MK Gallery, Milton Keynes, UK
MK Gallery; Photographed by Johan Dehlin
The Sky Room at the MK Gallery is used for exhibitions, lectures, performances, and cinema. MK Gallery is able to enable this wide range of uses by incorporating technical systems that allow them to transform from a stage format with a raised seating bank to a flat floor mode via the use of a telescopic seating unit. Additionally, the room is able to take advantage of the natural light the windows offer or alternately block daylight via the use of a perimeter tracked curtain system that provides both light block and sound absorption. As a cinema, programmed by Curzon, the Sky Room has a dedicated projection room, excellent sightlines, and cinema-quality surround sound. Lectures and performance functions are supported by an overhead pipe grid to support audio and stage lighting infrastructure. The pipe grid is sized and rated for suspension of gallery exhibits and special installations.

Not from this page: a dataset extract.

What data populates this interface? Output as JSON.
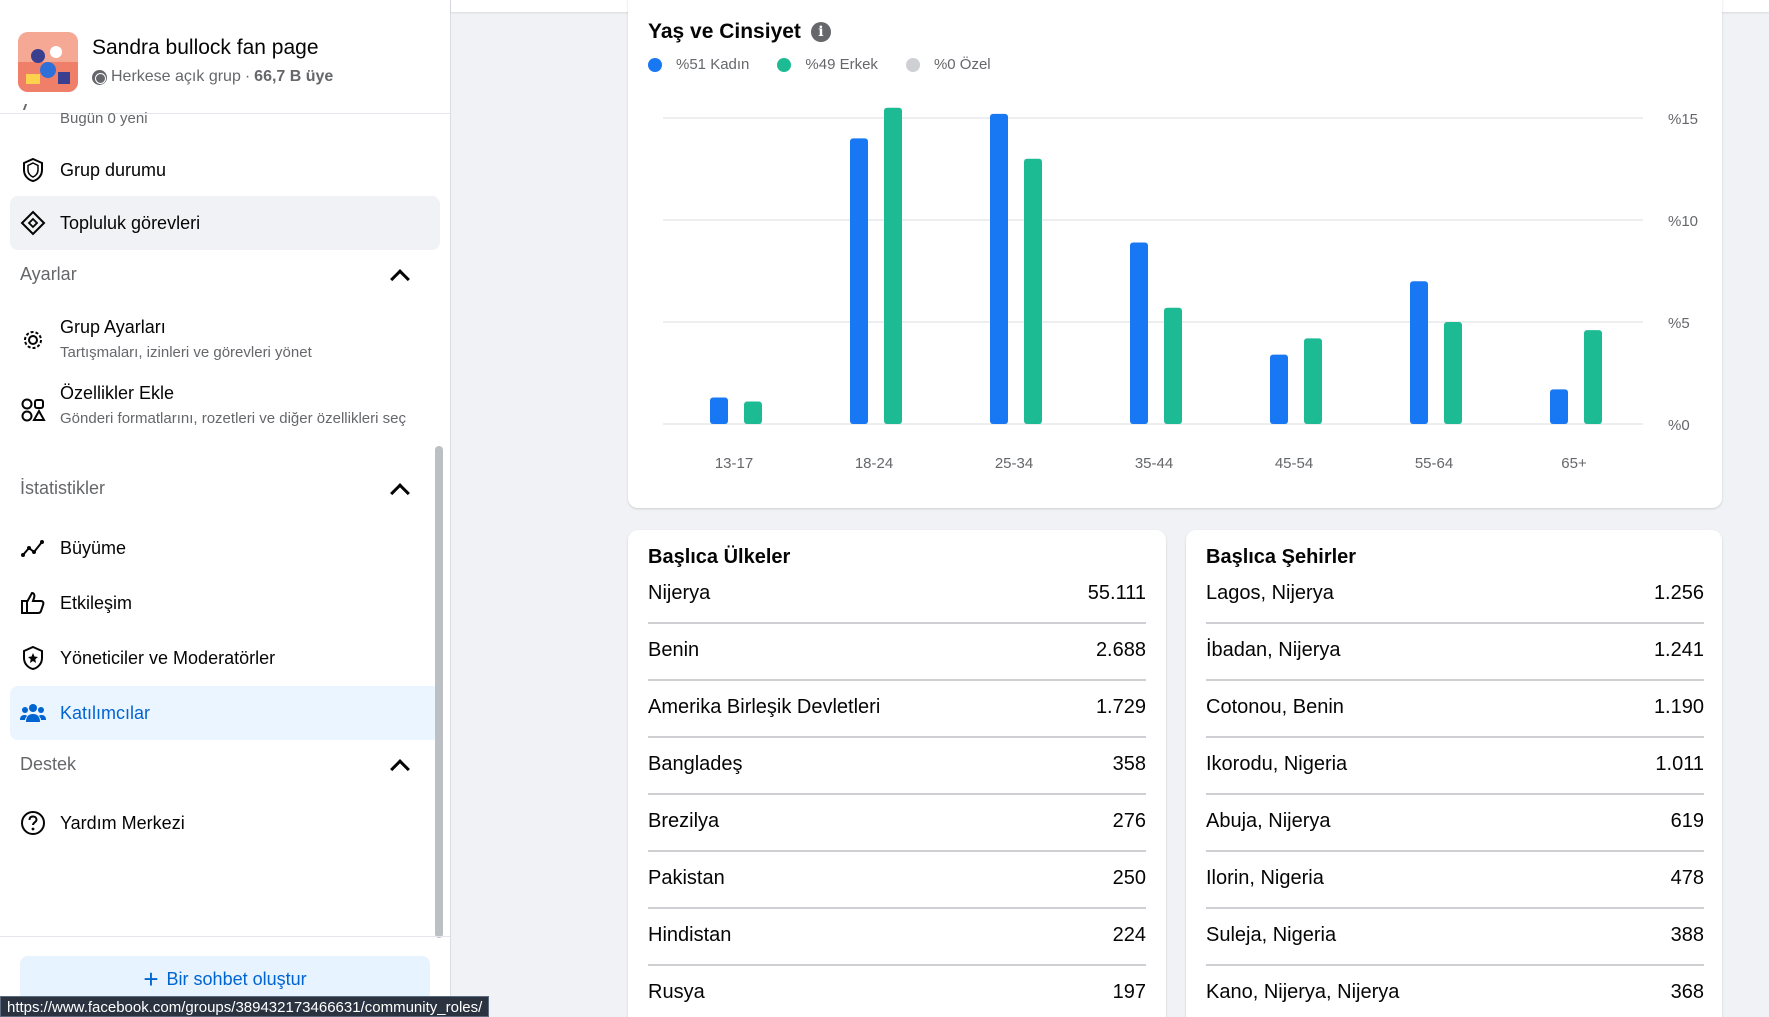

For MK Gallery this means that in the same square footage they can flexibly program the space for more hours of the day and with the telescopic seating bank transformation from seated risers to flat floor can be achieved in under an hour.
Obama Presidential Center, Chicago, IL, USA
The Obama Presidential Center features an auditorium with a flexible end stage setup that allows the stage to be set up in 3 different configurations allowing for varying levels of intimacy between speaker and audience. This transformation is enabled via the usage of scissor lift decks, a simple mechanical means of quickly creating new riser heights. This allows the center to raise the first 3 rows of seating to become an extended stage when the speaker wants a closer connection to the audience or lower them into a recess in the floor and place chairs on them to allow for more seats and a higher capacity for revenue generating events.
Hip Hop Museum, Bronx, NY, USA
The Hip Hop Museum’s main performance space will have a signature look and will accommodate many types of live performances and presentations. Utilizing a unique and innovative retractable seating system, the venue will have multiple formats, ranging from corner stage and cabaret to film screening and tiered banquet seating. The space also contains a unique overhead grid, and additional strongpoints integrated into the custom triangular ceiling panels. A large operable partition, which connects the venue to the main public lobby on the 2nd floor of the museum, allows for performance and event layouts that can spill into and out of the porous theatre space.